National Center for Biotechnology Information, US National Library of Medicine, 8600 Rockville Pike, Bethesda, MD 20894, USA.
J Biomed Inform. 2011 Apr;44(2):310-8. doi: 10.1016/j.jbi.2010.11.001. Epub 2010 Nov 20.
Information processing algorithms require significant amounts of annotated data for training and testing. The availability of such data is often hindered by the complexity and high cost of production. In this paper, we investigate the benefits of a state-of-the-art tool to help with the semantic annotation of a large set of biomedical queries. Seven annotators were recruited to annotate a set of 10,000 PubMed® queries with 16 biomedical and bibliographic categories. About half of the queries were annotated from scratch, while the other half were automatically pre-annotated and manually corrected. The impact of the automatic pre-annotations was assessed on several aspects of the task: time, number of actions, annotator satisfaction, inter-annotator agreement, quality and number of the resulting annotations. The analysis of annotation results showed that the number of required hand annotations is 28.9% less when using pre-annotated results from automatic tools. As a result, the overall annotation time was substantially lower when pre-annotations were used, while inter-annotator agreement was significantly higher. In addition, there was no statistically significant difference in the semantic distribution or number of annotations produced when pre-annotations were used. The annotated query corpus is freely available to the research community. This study shows that automatic pre-annotations are found helpful by most annotators. Our experience suggests using an automatic tool to assist large-scale manual annotation projects. This helps speed-up the annotation time and improve annotation consistency while maintaining high quality of the final annotations.
信息处理算法需要大量经过注释的数据进行训练和测试。然而,这种数据的可用性往往受到数据生产的复杂性和高成本的限制。在本文中,我们研究了一种最先进的工具,以帮助对大量生物医学查询进行语义注释。
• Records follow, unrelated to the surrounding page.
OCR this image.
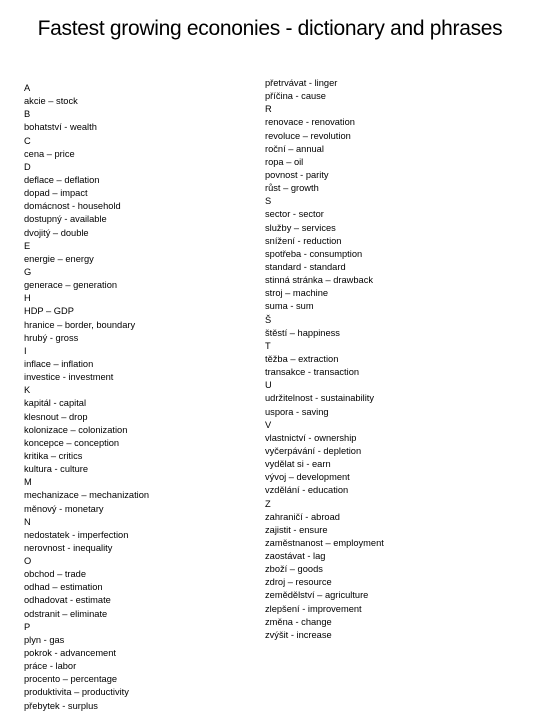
Fastest growing econonies - dictionary and phrases
A
akcie – stock
B
bohatství - wealth
C
cena – price
D
deflace – deflation
dopad – impact
domácnost - household
dostupný - available
dvojitý – double
E
energie – energy
G
generace – generation
H
HDP – GDP
hranice – border, boundary
hrubý - gross
I
inflace – inflation
investice - investment
K
kapitál - capital
klesnout – drop
kolonizace – colonization
koncepce – conception
kritika – critics
kultura - culture
M
mechanizace – mechanization
měnový - monetary
N
nedostatek - imperfection
nerovnost - inequality
O
obchod – trade
odhad – estimation
odhadovat - estimate
odstranit – eliminate
P
plyn - gas
pokrok - advancement
práce - labor
procento – percentage
produktivita – productivity
přebytek - surplus
přetrvávat - linger
příčina - cause
R
renovace - renovation
revoluce – revolution
roční – annual
ropa – oil
povnost - parity
růst – growth
S
sector - sector
služby – services
snížení - reduction
spotřeba - consumption
standard - standard
stinná stránka – drawback
stroj – machine
suma - sum
Š
štěstí – happiness
T
těžba – extraction
transakce - transaction
U
udržitelnost - sustainability
uspora - saving
V
vlastnictví - ownership
vyčerpávání - depletion
vydělat si - earn
vývoj – development
vzdělání - education
Z
zahraničí - abroad
zajistit - ensure
zaměstnanost – employment
zaostávat - lag
zboží – goods
zdroj – resource
zemědělství – agriculture
zlepšení - improvement
změna - change
zvýšit - increase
我们招募了 7 名注释者对 10000 个 PubMed®查询进行注释,涵盖 16 个生物医学和书目类别。约一半的查询是从头开始注释的,而另一半则是自动预注释和手动纠正的。评估了自动预注释在任务的几个方面的影响:时间、操作数量、注释者满意度、注释者间一致性、注释质量和数量。分析注释结果表明,使用自动工具的预注释结果可将所需的人工注释数量减少 28.9%。因此,使用预注释可以显著减少整体注释时间,同时显著提高注释者间的一致性。此外,使用预注释不会导致语义分布或生成的注释数量产生统计学上的显著差异。已注释的查询语料库可供研究界自由使用。这项研究表明,大多数注释者认为自动预注释是有帮助的。我们的经验表明,使用自动工具可以辅助大规模的手动注释项目。这有助于加快注释时间,提高注释的一致性,同时保持最终注释的高质量。